Today I look back, and I ask myself “Exactly what answer did she want? How could I explain that the fish tank was there, the fish were in it, and I stuck my hand in the tank? I have no idea why – I just did it. It seemed like the fun thing to do at that time. But how was I supposed to answer that? Whatever I answered I was going to get punished anyway.”
So I lied.
“No I didn’t.” I said.
“No, I saw you !!”, she said
“No, I didn’t do it.”, I said hoping to escape with a “your-word-against-mine” tactic.
“Don’t lie to me, I saw you put your hand in the tank.”, she said, her voice getting angrier.
Okay, maybe if I tried a different angle “No, I only touched the top of the water, I didn’t put my hand in. Reeeeaaally.”, I said, with tears welling up in my eyes.

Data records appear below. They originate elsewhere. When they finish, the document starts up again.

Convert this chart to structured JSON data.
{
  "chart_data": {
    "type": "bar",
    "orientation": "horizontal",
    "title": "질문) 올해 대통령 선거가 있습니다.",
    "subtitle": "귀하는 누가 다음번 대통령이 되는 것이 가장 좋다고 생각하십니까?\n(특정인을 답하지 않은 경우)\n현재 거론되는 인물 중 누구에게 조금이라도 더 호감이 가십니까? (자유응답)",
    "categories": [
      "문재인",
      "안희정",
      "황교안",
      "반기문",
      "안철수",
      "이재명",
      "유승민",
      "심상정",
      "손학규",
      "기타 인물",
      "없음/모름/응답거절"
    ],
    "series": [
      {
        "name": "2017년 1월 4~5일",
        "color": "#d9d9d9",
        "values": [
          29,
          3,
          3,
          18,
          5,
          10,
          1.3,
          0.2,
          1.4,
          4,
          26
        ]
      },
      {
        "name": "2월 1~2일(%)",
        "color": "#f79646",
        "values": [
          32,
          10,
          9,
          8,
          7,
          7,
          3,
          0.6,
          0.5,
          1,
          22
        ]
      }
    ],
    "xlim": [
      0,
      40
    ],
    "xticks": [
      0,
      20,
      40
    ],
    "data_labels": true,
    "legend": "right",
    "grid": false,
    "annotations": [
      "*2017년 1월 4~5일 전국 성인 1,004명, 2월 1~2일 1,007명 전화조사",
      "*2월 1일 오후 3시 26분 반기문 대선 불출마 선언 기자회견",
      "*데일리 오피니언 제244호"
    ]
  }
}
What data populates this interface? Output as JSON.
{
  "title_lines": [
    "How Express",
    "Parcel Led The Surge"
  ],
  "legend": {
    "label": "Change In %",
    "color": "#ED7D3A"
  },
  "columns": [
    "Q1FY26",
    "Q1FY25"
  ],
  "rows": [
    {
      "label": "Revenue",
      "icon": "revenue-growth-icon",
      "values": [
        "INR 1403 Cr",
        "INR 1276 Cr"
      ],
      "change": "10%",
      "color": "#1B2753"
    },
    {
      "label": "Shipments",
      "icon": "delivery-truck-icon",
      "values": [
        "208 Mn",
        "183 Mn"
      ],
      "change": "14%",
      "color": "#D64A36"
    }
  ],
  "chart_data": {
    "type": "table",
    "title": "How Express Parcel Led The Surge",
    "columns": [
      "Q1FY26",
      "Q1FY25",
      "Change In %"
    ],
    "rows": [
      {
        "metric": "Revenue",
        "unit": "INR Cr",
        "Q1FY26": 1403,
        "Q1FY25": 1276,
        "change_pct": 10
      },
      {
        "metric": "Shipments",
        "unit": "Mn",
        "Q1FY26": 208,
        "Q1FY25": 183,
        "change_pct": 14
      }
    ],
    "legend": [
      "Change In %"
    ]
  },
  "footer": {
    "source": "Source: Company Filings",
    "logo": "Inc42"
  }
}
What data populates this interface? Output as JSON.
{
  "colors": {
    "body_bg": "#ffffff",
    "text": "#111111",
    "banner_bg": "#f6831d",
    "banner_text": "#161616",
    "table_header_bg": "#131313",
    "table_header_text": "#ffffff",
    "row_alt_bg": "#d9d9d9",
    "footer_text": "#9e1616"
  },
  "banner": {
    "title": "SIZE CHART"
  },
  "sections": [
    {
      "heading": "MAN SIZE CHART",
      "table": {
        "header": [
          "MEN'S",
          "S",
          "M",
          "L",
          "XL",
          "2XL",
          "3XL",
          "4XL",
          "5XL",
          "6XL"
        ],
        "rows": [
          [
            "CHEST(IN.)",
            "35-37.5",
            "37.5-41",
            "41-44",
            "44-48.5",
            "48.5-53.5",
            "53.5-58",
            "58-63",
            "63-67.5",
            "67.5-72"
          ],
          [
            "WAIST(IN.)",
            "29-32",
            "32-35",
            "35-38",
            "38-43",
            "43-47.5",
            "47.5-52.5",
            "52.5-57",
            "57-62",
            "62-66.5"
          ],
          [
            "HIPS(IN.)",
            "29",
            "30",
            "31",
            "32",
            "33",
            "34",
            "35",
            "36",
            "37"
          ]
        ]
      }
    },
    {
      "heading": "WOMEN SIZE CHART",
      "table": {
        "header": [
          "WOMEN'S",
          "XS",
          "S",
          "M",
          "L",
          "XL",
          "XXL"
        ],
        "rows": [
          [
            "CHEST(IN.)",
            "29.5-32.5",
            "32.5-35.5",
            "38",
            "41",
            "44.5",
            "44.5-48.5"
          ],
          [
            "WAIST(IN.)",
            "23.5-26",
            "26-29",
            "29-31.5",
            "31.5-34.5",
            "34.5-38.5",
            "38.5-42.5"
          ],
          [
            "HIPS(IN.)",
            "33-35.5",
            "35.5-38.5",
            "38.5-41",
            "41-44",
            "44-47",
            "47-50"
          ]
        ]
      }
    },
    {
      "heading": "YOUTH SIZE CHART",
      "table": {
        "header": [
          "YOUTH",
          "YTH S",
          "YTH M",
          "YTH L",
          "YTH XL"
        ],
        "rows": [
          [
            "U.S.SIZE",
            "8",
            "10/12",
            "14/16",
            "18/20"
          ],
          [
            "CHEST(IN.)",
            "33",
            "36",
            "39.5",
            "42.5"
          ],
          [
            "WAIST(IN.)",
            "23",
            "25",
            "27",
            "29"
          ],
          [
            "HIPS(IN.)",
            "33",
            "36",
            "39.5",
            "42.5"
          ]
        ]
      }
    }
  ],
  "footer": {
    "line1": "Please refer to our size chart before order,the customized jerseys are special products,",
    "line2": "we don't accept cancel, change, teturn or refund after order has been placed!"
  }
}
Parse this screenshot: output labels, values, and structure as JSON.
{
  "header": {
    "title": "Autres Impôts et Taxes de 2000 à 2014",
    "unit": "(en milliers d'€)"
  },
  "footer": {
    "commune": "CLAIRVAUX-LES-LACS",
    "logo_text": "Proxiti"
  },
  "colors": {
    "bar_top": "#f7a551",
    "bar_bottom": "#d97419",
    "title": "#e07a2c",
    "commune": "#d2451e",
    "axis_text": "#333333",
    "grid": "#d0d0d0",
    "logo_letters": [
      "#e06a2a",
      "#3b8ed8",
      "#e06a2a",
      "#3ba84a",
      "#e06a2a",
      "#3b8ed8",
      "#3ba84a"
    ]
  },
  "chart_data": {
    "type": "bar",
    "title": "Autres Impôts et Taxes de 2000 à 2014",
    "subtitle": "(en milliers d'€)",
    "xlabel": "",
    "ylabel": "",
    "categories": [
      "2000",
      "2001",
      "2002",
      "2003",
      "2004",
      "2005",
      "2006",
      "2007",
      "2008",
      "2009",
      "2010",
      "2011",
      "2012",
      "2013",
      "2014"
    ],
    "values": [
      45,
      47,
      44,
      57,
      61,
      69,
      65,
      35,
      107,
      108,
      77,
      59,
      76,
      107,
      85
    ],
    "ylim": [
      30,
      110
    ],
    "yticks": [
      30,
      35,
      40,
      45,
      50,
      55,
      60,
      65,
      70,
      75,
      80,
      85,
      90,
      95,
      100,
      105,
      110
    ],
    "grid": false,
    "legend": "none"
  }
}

“You’re not moving from there until you tell me the truth.”, she snapped, her face twisting menacingly.

Visual representation of the argument [source: Giphy.com]
You know what? I just cleaned my fish tank last night. And guess what? I played with the fish. Hehehe.
Adults, Remember That You Were A Child Once Too!
Adults! You’ve been there. You’ve been a child before. You need to remember what it was like to be a child. Try to remember what you thought of when you were a child. Your wants. Your needs. Your fears. Your worries. What made you feel happy. What made you nervous and afraid.
All a child really wants is to have fun and feel good . . . and to eat food (yes, especially the desserts and chocolates). A child’s greatest worry is probably not being able to find his favourite toy. Or missing Mummy and Daddy.
Try remembering all that. And when you do, you will now have a better understanding of your child’s behaviour, and how to handle him.

Source: Ketut Subiyanto on Pexels.com
“If a child can’t learn the way you teach, maybe you should teach the way he learns.”